Former Colombian President Álvaro Uribe was sentenced to 12 years in the House of Representatives for witness tampering and fraud charges.
The 73-year-old is the first former president in the country to be convicted of a crime. He was also banned from public office and fined $578,000 (£435,000).
Uribe told a judge in Bogota that he would appeal his conviction. He said the purpose of the case was to “destroy the voices of the democratic opposition.”
He served as president from 2002 to 2010 and was still popular in Colombia despite being accused of working with right-wing paramilitaries to destroy leftist rebel groups. He denied the claim.
The former president was convicted On Monday, two charges have been 13 years in a case where witnesses were assaulted.

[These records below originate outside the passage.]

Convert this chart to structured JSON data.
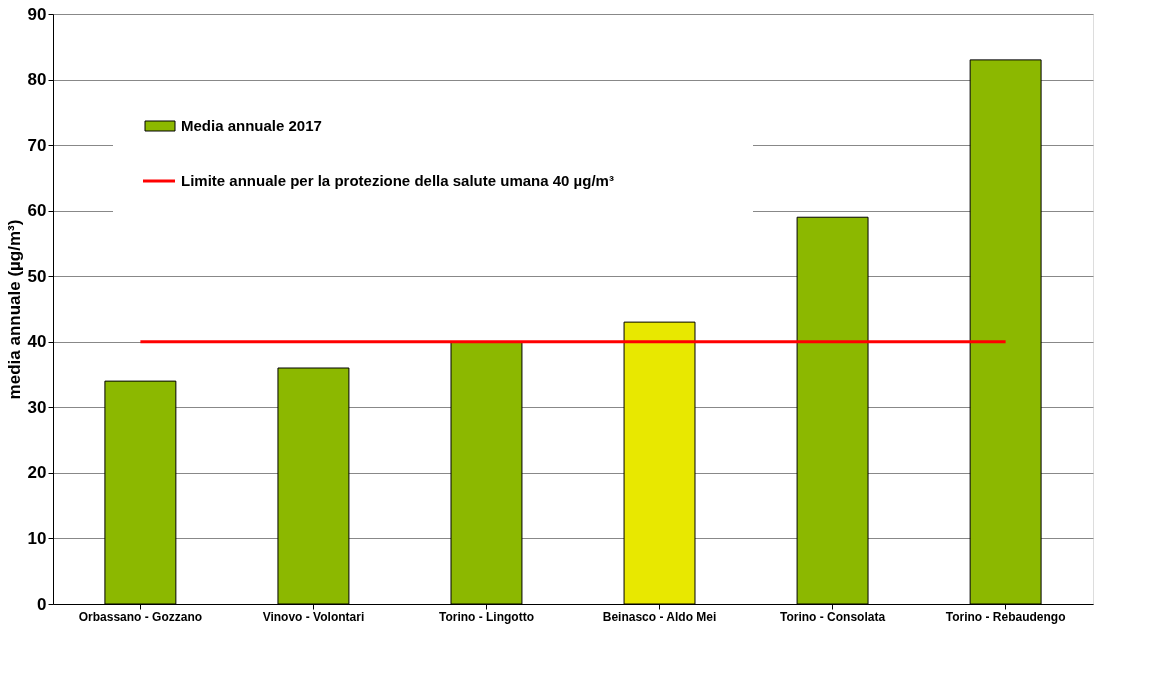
{
  "chart_data": {
    "type": "bar",
    "categories": [
      "Orbassano - Gozzano",
      "Vinovo - Volontari",
      "Torino - Lingotto",
      "Beinasco - Aldo Mei",
      "Torino - Consolata",
      "Torino - Rebaudengo"
    ],
    "ylabel": "media annuale (µg/m³)",
    "series": [
      {
        "name": "Media annuale 2017",
        "values": [
          34,
          36,
          40,
          43,
          59,
          83
        ],
        "colors": [
          "#8cb800",
          "#8cb800",
          "#8cb800",
          "#e8e800",
          "#8cb800",
          "#8cb800"
        ]
      },
      {
        "name": "Limite annuale per la protezione della salute umana 40 µg/m³",
        "type": "line",
        "color": "#ff0000",
        "values": [
          40,
          40,
          40,
          40,
          40,
          40
        ]
      }
    ],
    "ylim": [
      0,
      90
    ],
    "yticks": [
      0,
      10,
      20,
      30,
      40,
      50,
      60,
      70,
      80,
      90
    ],
    "grid": "y",
    "legend": "top left"
  }
}
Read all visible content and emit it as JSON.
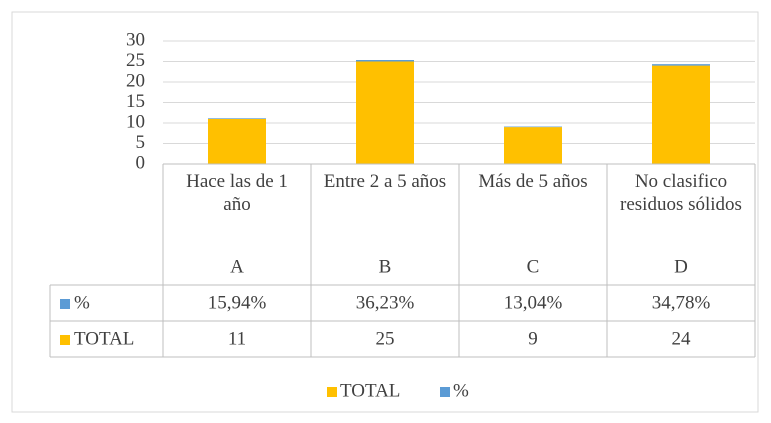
{
  "chart_data": {
    "type": "stacked_bar",
    "categories": [
      "A",
      "B",
      "C",
      "D"
    ],
    "category_labels": [
      "Hace las de 1 año",
      "Entre 2 a 5 años",
      "Más de 5 años",
      "No clasifico residuos sólidos"
    ],
    "series": [
      {
        "name": "TOTAL",
        "color": "#ffc000",
        "values": [
          11,
          25,
          9,
          24
        ]
      },
      {
        "name": "%",
        "color": "#5b9bd5",
        "values": [
          0.1594,
          0.3623,
          0.1304,
          0.3478
        ],
        "value_labels": [
          "15,94%",
          "36,23%",
          "13,04%",
          "34,78%"
        ]
      }
    ],
    "ylim": [
      0,
      30
    ],
    "yticks": [
      0,
      5,
      10,
      15,
      20,
      25,
      30
    ],
    "grid": true,
    "legend": "bottom",
    "data_table": true
  }
}
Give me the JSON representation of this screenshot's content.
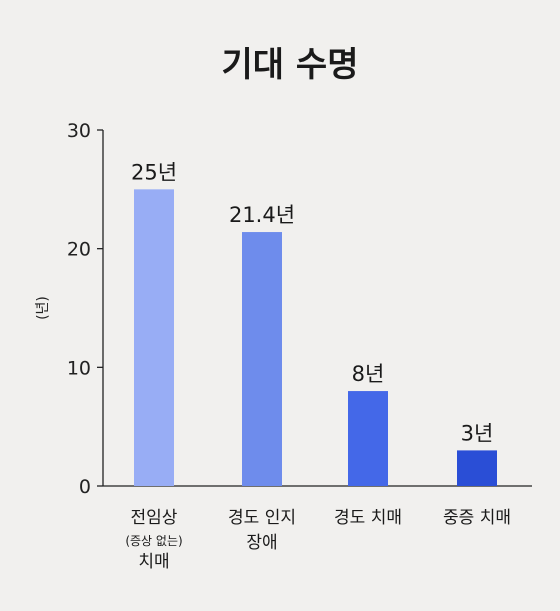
{
  "chart_data": {
    "type": "bar",
    "title": "기대 수명",
    "ylabel": "(년)",
    "xlabel": "",
    "ylim": [
      0,
      30
    ],
    "yticks": [
      0,
      10,
      20,
      30
    ],
    "grid": false,
    "categories": [
      [
        "전임상",
        "(증상 없는)",
        "치매"
      ],
      [
        "경도 인지",
        "장애"
      ],
      [
        "경도 치매"
      ],
      [
        "중증 치매"
      ]
    ],
    "values": [
      25,
      21.4,
      8,
      3
    ],
    "data_labels": [
      "25년",
      "21.4년",
      "8년",
      "3년"
    ],
    "colors": [
      "#98adf5",
      "#6e8cec",
      "#4468e8",
      "#2a4ed6"
    ]
  }
}
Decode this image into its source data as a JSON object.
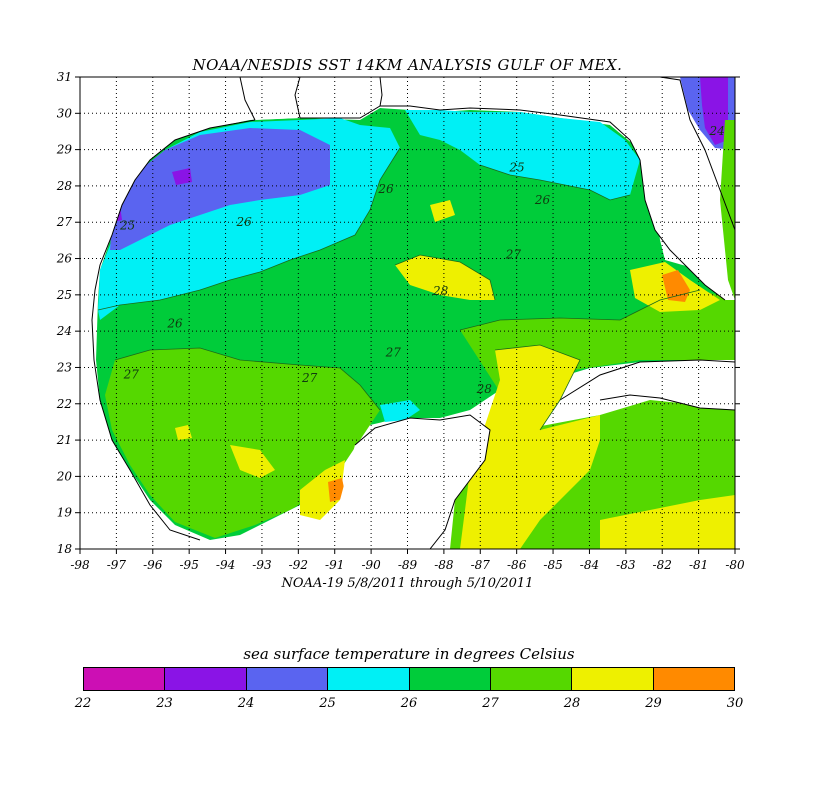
{
  "title": "NOAA/NESDIS SST 14KM ANALYSIS GULF OF MEX.",
  "subtitle": "NOAA-19  5/8/2011 through 5/10/2011",
  "colorbar": {
    "title": "sea surface temperature in degrees Celsius",
    "labels": [
      "22",
      "23",
      "24",
      "25",
      "26",
      "27",
      "28",
      "29",
      "30"
    ],
    "colors": [
      "#cc0fb4",
      "#8a14e6",
      "#5a64f0",
      "#00f0f5",
      "#00cc3a",
      "#55d800",
      "#eef000",
      "#ff8a00"
    ]
  },
  "map_data": {
    "lon_range": [
      -98,
      -80
    ],
    "lat_range": [
      18,
      31
    ],
    "lon_ticks": [
      "-98",
      "-97",
      "-96",
      "-95",
      "-94",
      "-93",
      "-92",
      "-91",
      "-90",
      "-89",
      "-88",
      "-87",
      "-86",
      "-85",
      "-84",
      "-83",
      "-82",
      "-81",
      "-80"
    ],
    "lat_ticks": [
      "18",
      "19",
      "20",
      "21",
      "22",
      "23",
      "24",
      "25",
      "26",
      "27",
      "28",
      "29",
      "30",
      "31"
    ],
    "grid": "dotted",
    "contour_labels": [
      {
        "text": "25",
        "lon": -96.9,
        "lat": 26.8
      },
      {
        "text": "26",
        "lon": -93.7,
        "lat": 26.9
      },
      {
        "text": "26",
        "lon": -89.8,
        "lat": 27.8
      },
      {
        "text": "26",
        "lon": -85.5,
        "lat": 27.5
      },
      {
        "text": "26",
        "lon": -95.6,
        "lat": 24.1
      },
      {
        "text": "25",
        "lon": -86.2,
        "lat": 28.4
      },
      {
        "text": "27",
        "lon": -86.3,
        "lat": 26.0
      },
      {
        "text": "28",
        "lon": -88.3,
        "lat": 25.0
      },
      {
        "text": "27",
        "lon": -89.6,
        "lat": 23.3
      },
      {
        "text": "27",
        "lon": -96.8,
        "lat": 22.7
      },
      {
        "text": "27",
        "lon": -91.9,
        "lat": 22.6
      },
      {
        "text": "28",
        "lon": -87.1,
        "lat": 22.3
      },
      {
        "text": "24",
        "lon": -80.7,
        "lat": 29.4
      }
    ]
  }
}
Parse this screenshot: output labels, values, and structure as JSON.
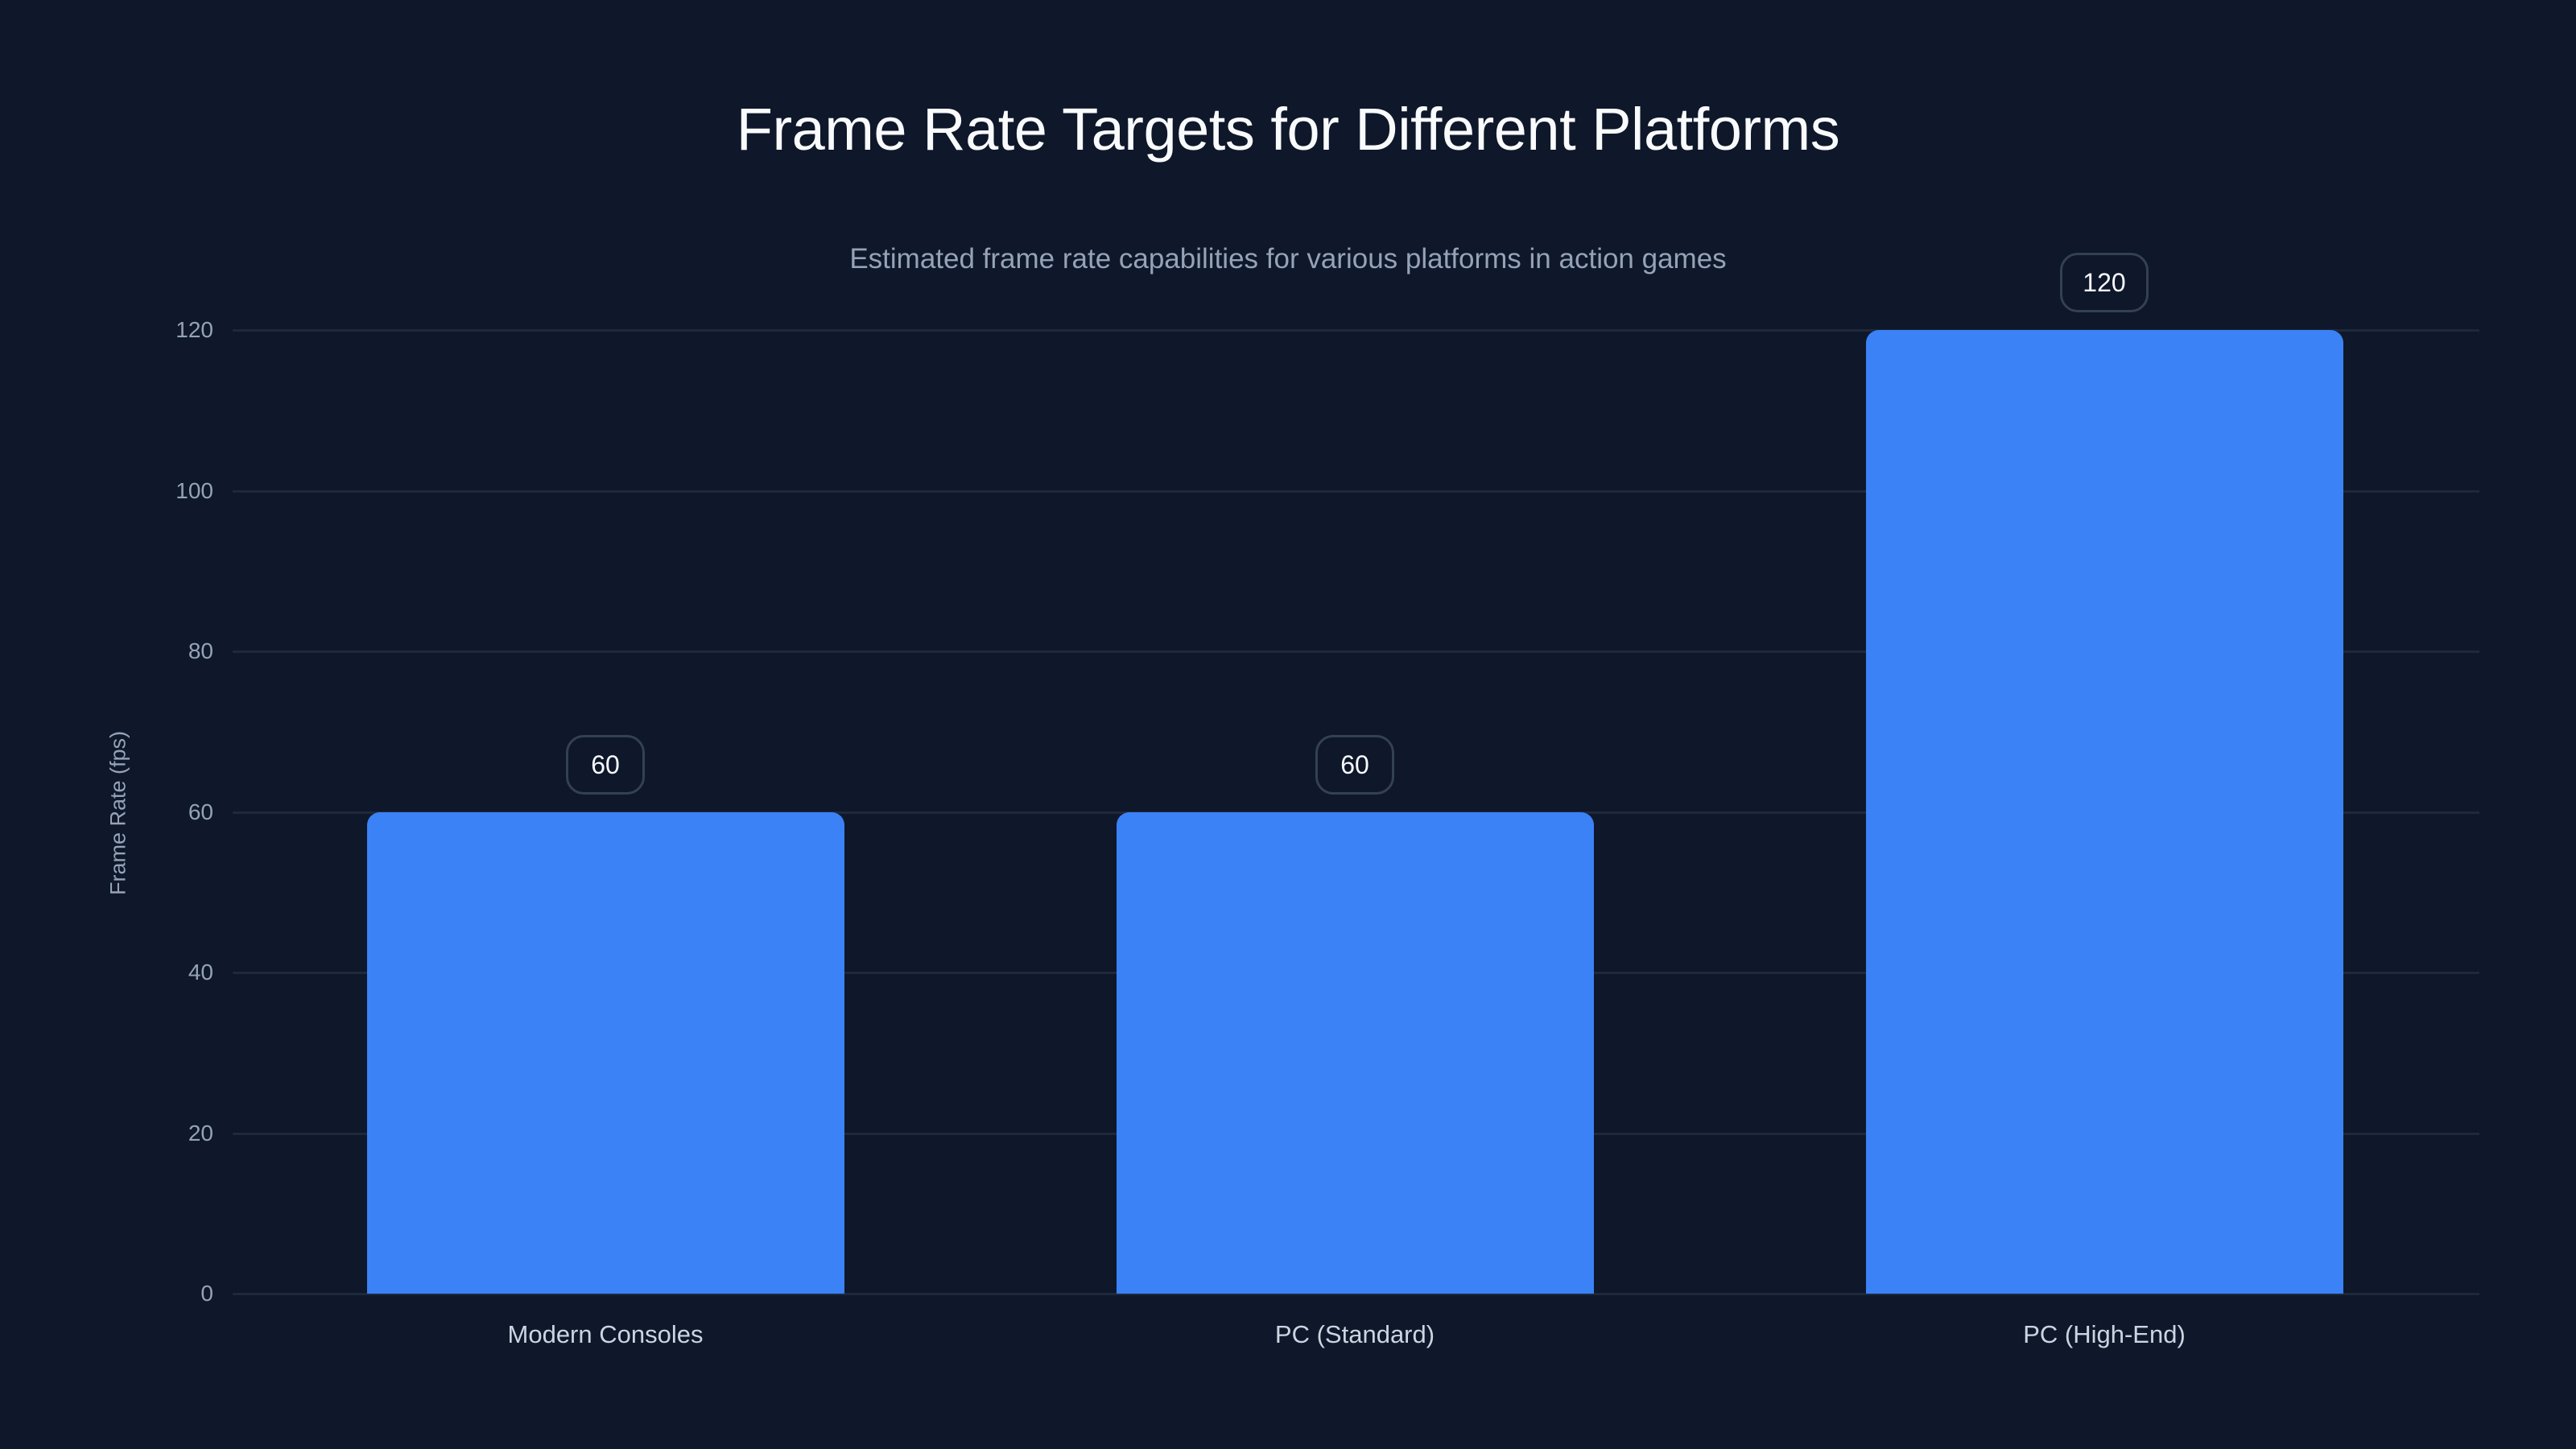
{
  "chart_data": {
    "type": "bar",
    "title": "Frame Rate Targets for Different Platforms",
    "subtitle": "Estimated frame rate capabilities for various platforms in action games",
    "xlabel": "",
    "ylabel": "Frame Rate (fps)",
    "categories": [
      "Modern Consoles",
      "PC (Standard)",
      "PC (High-End)"
    ],
    "values": [
      60,
      60,
      120
    ],
    "data_labels": [
      "60",
      "60",
      "120"
    ],
    "ylim": [
      0,
      120
    ],
    "yticks": [
      "0",
      "20",
      "40",
      "60",
      "80",
      "100",
      "120"
    ],
    "grid": true,
    "legend": null,
    "colors": {
      "bar": "#3b82f6",
      "background": "#0f172a",
      "grid": "#1e293b",
      "badge_border": "#334155"
    }
  }
}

Two predecessor soldiers sentenced to jail provided evidence that Uribe’s former lawyer Diego Cadena provided them with money to prove Uribe’s support.
Cadena also faces charges, who denied the charges and testified along with several other former products to represent Uribe.
Earlier this week, U.S. Secretary of State Marco Rubio condemned Uribe’s conviction and accused Colombian judiciary of being weaponized.
Rubio wrote on social media that the former president’s “only crime is to fight relentlessly and defend his homeland.”
The paramilitary group emerged in Colombia in the 1980s with a clear goal of undertaking poverty and marginalization. They fought with the Marxist guerrilla groups in the style of Marxism with the Marxist guerrillas that fought the state twenty years ago.
Many armed groups that developed during the deadlock have earned income from the cocaine trade. Their deadly battle with the state has brought lasting competition to trafficking routes and resources.
Uribe has been praised by Washington for his hard-working attitude towards the rebels of the left-wing Colombian revolutionary armed forces — but a split politician, critics say he has not paid for his efforts to address inequality and poverty in the country.
The Colombian Revolutionary Armed Forces signed a peace agreement with Uribe’s successor in 2016, although violence by disarmament groups in Colombia remains.